Chapter 16: Among Deep South’s rich descriptions of place and people are a few more philosophic meditations, such as your discussion of the history and use of the n-word. How have early readers responded to that essay?

Theroux: No fuss yet that I have heard. May I also say that the expression “the n-word” sounds to me like baby talk. I call it “the taboo word” because of course it is used freely by African Americans and represents a taboo to whites. I used this word, quoting a man in Monroeville in a piece I wrote for Smithsonian, and as it was a neutral—not hostile—usage, no one became apoplectic.

Chapter 16: At a Mississippi gun show you attended, people saw assault weapons as a solution to—rather than potential precursor of—mass shootings in America. What do you think of recent shootings in light of your experience there?

Theroux: I don’t think gun owners in Mississippi or elsewhere think of assault weapons as a solution to violence. The ones I met felt that gun regulation was yet another manifestation of the federal government trying to run their lives. The recent shootings have been lamentable, but each has had a different aspect. Strict background checks might have prevented some of them.

Chapter 16: You were guest editor of The Best American Travel Writing 2014. What impression of the state of the genre—or of travel itself—did that experience leave you with?

Theroux: A very good question, and a timely one. Travel is no longer about a vacation, or a wine trip down the Rhine, or Mr. and Mrs. Traveler reporting on their high-priced safari. Travel writing now penetrates deeper into countries near and far, involves different risks and challenges (refugees, poverty, civil war, crisis) and is less narcissistic and sybaritic—no longer the elephant ride or the spa experience.

Chapter 16: What was your most memorable meal in the South?

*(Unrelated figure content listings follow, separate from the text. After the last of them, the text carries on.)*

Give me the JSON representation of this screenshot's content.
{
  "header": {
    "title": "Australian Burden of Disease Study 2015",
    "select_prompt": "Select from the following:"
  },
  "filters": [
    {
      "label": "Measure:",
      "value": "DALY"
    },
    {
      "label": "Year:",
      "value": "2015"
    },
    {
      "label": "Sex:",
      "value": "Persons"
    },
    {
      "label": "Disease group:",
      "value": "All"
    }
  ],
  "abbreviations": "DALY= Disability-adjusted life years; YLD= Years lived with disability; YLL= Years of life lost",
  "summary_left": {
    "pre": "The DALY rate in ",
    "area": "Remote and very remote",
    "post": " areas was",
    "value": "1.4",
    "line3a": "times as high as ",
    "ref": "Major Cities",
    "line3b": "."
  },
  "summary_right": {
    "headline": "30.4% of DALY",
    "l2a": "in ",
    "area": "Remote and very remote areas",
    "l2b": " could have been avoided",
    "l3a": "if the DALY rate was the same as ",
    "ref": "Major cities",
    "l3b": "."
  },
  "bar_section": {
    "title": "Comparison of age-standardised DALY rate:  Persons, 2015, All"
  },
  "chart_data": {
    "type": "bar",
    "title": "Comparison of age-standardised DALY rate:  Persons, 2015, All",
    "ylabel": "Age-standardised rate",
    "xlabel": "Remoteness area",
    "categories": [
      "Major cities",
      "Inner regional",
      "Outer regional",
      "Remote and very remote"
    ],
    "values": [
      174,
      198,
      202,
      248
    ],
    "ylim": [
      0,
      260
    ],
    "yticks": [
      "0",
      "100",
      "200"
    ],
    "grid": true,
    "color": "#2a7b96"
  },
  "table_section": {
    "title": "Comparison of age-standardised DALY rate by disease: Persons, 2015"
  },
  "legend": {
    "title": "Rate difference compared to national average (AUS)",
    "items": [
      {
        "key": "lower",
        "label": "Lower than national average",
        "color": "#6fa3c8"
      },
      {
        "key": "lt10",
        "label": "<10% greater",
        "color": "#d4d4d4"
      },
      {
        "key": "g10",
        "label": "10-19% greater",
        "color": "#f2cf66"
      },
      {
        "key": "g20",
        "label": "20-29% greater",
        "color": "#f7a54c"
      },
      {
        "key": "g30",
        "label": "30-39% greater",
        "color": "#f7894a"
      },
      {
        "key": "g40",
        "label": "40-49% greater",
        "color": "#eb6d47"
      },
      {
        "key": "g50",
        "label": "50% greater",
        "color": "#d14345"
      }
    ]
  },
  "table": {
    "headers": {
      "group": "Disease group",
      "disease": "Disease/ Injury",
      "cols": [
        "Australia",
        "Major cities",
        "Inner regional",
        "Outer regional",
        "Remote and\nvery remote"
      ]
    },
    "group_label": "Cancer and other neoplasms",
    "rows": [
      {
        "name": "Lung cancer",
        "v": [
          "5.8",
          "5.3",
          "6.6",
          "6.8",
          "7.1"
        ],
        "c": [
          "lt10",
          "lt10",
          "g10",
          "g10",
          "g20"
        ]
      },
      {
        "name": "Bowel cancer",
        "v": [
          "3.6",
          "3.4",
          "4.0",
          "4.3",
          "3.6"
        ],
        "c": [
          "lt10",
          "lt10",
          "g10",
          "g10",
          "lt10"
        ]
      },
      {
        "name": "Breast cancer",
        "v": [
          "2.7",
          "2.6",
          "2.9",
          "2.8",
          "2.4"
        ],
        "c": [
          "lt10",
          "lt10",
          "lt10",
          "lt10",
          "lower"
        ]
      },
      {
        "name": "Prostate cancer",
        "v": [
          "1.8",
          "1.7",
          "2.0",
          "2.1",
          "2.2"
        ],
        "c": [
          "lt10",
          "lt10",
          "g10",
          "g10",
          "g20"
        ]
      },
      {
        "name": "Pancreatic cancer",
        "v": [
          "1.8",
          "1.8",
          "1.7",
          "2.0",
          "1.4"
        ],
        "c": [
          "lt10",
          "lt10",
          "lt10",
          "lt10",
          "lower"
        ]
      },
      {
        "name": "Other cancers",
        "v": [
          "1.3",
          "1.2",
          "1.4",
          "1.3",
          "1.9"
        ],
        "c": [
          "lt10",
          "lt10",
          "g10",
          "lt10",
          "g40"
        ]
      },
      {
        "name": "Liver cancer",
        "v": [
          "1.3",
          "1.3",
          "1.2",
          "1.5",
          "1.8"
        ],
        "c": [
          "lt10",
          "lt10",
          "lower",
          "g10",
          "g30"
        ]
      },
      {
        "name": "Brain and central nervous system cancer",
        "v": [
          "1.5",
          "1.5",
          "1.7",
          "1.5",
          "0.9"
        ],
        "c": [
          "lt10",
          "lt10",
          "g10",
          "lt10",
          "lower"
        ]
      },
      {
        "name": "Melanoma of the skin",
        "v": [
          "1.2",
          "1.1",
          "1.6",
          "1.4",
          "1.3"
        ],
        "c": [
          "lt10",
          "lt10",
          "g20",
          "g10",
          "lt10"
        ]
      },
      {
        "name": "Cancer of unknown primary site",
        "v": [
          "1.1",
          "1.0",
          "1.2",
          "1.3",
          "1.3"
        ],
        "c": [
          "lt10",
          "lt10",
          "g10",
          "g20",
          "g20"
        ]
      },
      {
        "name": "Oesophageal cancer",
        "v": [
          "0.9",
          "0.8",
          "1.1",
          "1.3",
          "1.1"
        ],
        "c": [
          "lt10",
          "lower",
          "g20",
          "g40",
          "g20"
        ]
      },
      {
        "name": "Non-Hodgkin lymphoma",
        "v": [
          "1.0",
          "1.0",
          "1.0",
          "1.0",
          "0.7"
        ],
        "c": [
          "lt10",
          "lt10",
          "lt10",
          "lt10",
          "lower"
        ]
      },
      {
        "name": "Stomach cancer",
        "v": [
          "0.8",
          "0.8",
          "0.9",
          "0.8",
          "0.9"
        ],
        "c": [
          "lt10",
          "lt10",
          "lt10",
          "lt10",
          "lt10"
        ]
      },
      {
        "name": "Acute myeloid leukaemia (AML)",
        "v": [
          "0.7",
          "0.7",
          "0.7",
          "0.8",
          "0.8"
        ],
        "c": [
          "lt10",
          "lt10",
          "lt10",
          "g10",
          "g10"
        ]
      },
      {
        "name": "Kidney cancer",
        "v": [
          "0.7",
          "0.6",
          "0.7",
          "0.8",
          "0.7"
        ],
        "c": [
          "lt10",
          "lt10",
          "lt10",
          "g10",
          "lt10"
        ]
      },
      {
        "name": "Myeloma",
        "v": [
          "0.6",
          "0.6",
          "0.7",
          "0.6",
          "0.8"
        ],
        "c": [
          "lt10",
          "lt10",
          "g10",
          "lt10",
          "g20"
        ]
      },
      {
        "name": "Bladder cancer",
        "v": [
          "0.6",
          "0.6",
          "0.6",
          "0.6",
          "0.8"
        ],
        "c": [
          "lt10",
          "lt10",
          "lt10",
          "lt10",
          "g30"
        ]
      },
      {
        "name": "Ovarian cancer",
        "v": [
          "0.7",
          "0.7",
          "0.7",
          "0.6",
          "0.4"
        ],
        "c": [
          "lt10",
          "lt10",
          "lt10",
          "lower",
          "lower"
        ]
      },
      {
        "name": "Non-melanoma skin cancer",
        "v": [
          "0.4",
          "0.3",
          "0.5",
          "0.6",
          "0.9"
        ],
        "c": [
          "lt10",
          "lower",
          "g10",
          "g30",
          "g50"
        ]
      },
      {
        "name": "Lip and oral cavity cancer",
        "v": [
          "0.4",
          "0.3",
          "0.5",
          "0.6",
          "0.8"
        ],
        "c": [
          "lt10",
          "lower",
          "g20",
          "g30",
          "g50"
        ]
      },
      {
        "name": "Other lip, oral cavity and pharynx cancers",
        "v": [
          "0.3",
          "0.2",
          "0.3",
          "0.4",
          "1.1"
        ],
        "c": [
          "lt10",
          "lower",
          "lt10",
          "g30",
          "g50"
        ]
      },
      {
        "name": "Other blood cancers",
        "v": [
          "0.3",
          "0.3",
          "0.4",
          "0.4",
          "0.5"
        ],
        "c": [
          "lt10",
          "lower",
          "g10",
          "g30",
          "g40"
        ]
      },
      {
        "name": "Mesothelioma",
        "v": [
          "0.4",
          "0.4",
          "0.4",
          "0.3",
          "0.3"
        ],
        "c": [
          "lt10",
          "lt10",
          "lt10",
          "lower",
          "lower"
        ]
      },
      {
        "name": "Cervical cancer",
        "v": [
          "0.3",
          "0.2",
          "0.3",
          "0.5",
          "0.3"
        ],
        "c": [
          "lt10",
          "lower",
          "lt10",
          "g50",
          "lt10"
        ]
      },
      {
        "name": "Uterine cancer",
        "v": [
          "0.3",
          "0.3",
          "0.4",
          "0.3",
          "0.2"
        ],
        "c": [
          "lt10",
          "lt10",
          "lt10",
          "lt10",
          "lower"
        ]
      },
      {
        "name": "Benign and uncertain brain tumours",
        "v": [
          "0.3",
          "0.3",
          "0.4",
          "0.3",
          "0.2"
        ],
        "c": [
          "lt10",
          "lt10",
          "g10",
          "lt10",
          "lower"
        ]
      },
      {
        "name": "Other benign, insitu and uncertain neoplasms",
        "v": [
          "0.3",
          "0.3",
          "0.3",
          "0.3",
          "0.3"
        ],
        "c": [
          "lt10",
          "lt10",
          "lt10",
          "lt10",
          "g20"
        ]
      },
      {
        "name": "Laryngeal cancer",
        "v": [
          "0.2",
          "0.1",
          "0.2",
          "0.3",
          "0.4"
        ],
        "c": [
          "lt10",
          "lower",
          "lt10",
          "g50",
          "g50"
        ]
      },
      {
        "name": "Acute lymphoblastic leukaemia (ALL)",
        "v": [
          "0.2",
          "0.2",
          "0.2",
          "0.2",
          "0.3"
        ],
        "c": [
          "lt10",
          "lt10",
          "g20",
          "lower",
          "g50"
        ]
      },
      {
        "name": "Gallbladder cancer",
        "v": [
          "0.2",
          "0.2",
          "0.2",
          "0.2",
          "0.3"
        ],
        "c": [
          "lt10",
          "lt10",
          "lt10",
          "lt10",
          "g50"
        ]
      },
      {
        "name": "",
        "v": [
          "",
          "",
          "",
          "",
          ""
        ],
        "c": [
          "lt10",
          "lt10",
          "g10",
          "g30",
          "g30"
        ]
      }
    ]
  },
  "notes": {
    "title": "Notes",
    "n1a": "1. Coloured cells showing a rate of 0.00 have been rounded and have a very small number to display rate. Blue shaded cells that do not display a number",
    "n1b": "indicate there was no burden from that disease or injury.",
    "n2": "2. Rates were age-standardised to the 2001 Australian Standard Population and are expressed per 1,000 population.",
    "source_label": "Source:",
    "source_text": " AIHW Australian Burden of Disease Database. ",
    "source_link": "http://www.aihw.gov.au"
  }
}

Theroux: Sunday lunch, after church, to which I was invited on the spur of the moment by Mr. and Mrs. H.B. Williams in Monroeville, Alabama—me, a perfect stranger from the distant North, to share chicken, mac and cheese, sweet potatoes, and pie. I recall the peacefulness of it, the good humor, the great food, the hospitality. It seemed to characterize all the hospitality and candor I met in the South.